To the place where the Gods had drawn up their ranks came the ship of Jötunheim and the ship of Hel, came the riders of Muspelheim, and Garm, the hound with blood upon his jaws. And out of the sea that now surrounded the plain of Vigard the serpent Jörmungand came.
What said Odin to the Gods and to the Champions who surrounded him? “We will give our lives and let our world be destroyed, but we will battle so that these evil powers will not live after us.” Out of Hel’s ship sprang Fenrir the Wolf. His mouth gaped; his lower jaw hung against the earth, and his upper jaw scraped the sky. Against the Wolf Odin All-Father fought. Thor might not aid him, for Thor had now to encounter Jörmungand, the monstrous serpent.
By Fenrir the Wolf Odin was slain. But the younger Gods were now advancing to the battle; and Vidar, the Silent God, came face to face with Fenrir. He laid his foot on the Wolf’s lower jaw, that foot that had on the sandal made of all the scraps of leather that shoemakers had laid by for him, and with his hands he seized the upper jaw and tore his gullet. Thus died Fenrir, the fiercest of all the enemies of the Gods.
Jörmungand, the monstrous serpent, would have overwhelmed all with the venom he was ready to pour forth. But Thor sprang forward and crushed him with a stroke of his hammer Miölnir. Then Thor stepped back nine paces. But the serpent blew his venom over him, and blinded and choked and burnt, Thor, the World’s Defender, perished.
Loki sprang from his ship and strove with Heimdall, the Warder of the Rainbow Bridge and the Watcher for the Gods. Loki slew Heimdall and was slain by him.

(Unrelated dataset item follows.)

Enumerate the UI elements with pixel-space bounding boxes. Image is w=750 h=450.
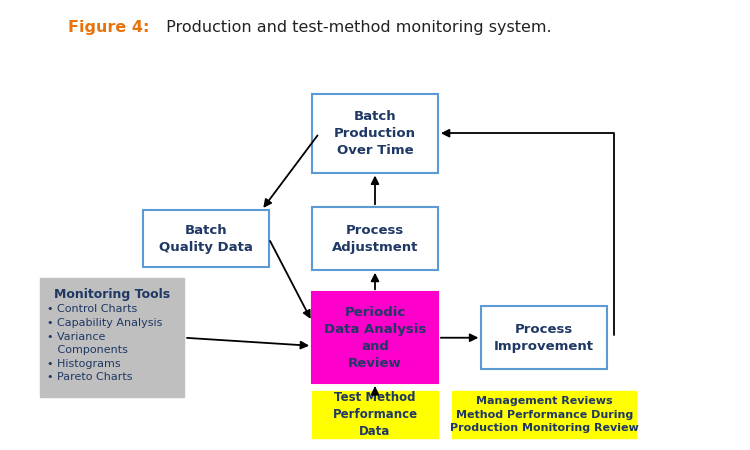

Bravely fought Tyr, the God who had sacrificed his swordhand for the binding of the Wolf. Bravely he fought, and many of the powers of evil perished by his strong left hand. But Garm, the hound with bloody jaws, slew Tyr.
And now the riders of Muspelheim came down on the field. Bright and gleaming were all their weapons. Before them and behind them went wasting fires. Surtur cast fire upon the earth; the tree Ygdrassil took fire and burned in all its great branches; the World Tree was wasted in the blaze. But the fearful fire that Surtur brought on the earth destroyed him and all his host.
The blood of the gods cascading onto earth and into sea: salt and sinew, venom and flame, and bone shards scattered across the gore-soaked soil of Óskópnir.
Beside the road at its crest a still higher summit rose, bleak and windswept, and I saw that it was a burying-ground where black gravestones stuck ghoulishly through the snow like the decayed fingernails of a gigantic corpse. The printless road was very lonely, and sometimes I thought I heard a distant horrible creaking as of a gibbet in the wind. They had hanged four kinsmen of mine for witchcraft in 1692, but I did not know just where.
Despair and desolation in a potter’s field: black soil and memories of screams on the pyre.
The Silence of the Woods
Red soil and scattered pine needles, acorn husks and pine cones, burgundy pitch and oak leaves, drooping black cedar branches, woodmoss, and a cluster of pale, poisonous berries.